We may not be able to obtain government regulatory approval to market our product candidates.

To date, we have not submitted a marketing application for any product candidate to the FDA or any foreign regulatory agency, and none of our product candidates has been approved for commercialization in any country. Prior to commercialization, each product candidate would be subject to an extensive and lengthy governmental regulatory approval process in the United States and in other countries. We or any prospective partners or our medical device partner or future partners may not be able to obtain regulatory approval for any product candidates, or even if approval is obtained, the labeling for such products may place restrictions on their use that could materially impact the marketability and profitability of the product subject to such restrictions. Satisfaction of these regulatory requirements, which includes satisfying the FDA and foreign regulatory authorities that the product is both safe and effective for its intended uses, typically takes several years or more depending upon the type, complexity and novelty of the product and requires the expenditure of substantial resources.

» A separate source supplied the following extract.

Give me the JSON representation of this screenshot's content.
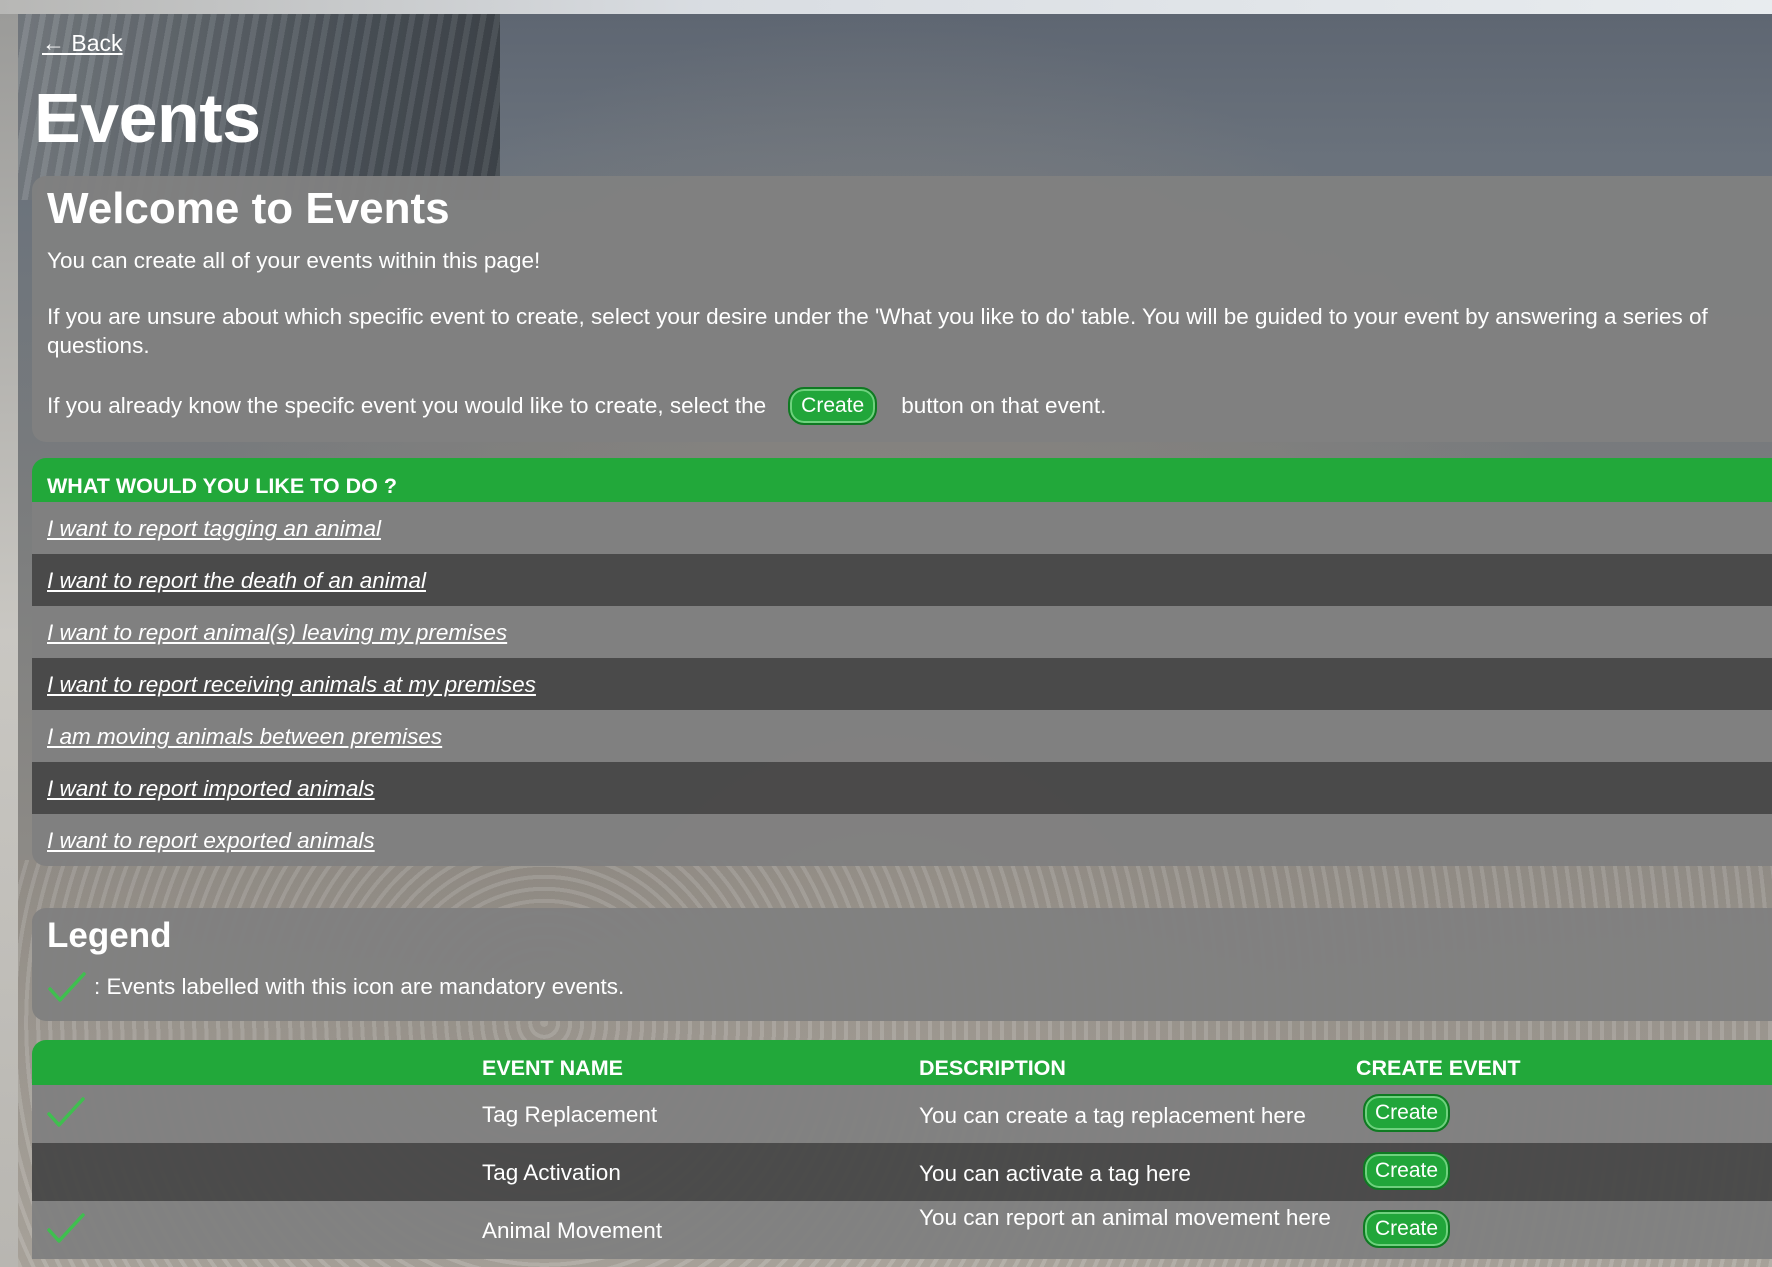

Uncertainty with respect to meeting the regulatory requirements governing our product candidates may result in excessive costs or extensive delays in the regulatory approval process, adding to the already lengthy review process. If regulatory approval of a product is granted, such approval will be limited to those disease states and conditions for which the product is proven safe and effective, as demonstrated by clinical trials, and may not include all of the indications necessary to successfully market the product. Even though we have obtained orphan drug designation by the FDA and EMEA for AP23573 in bone and soft-tissue sarcomas, this designation may be challenged by others or may prove to be of no practical benefit.

32


We will not be able to sell our product candidates if we or our third-party manufacturers fail to comply with FDA manufacturing regulations.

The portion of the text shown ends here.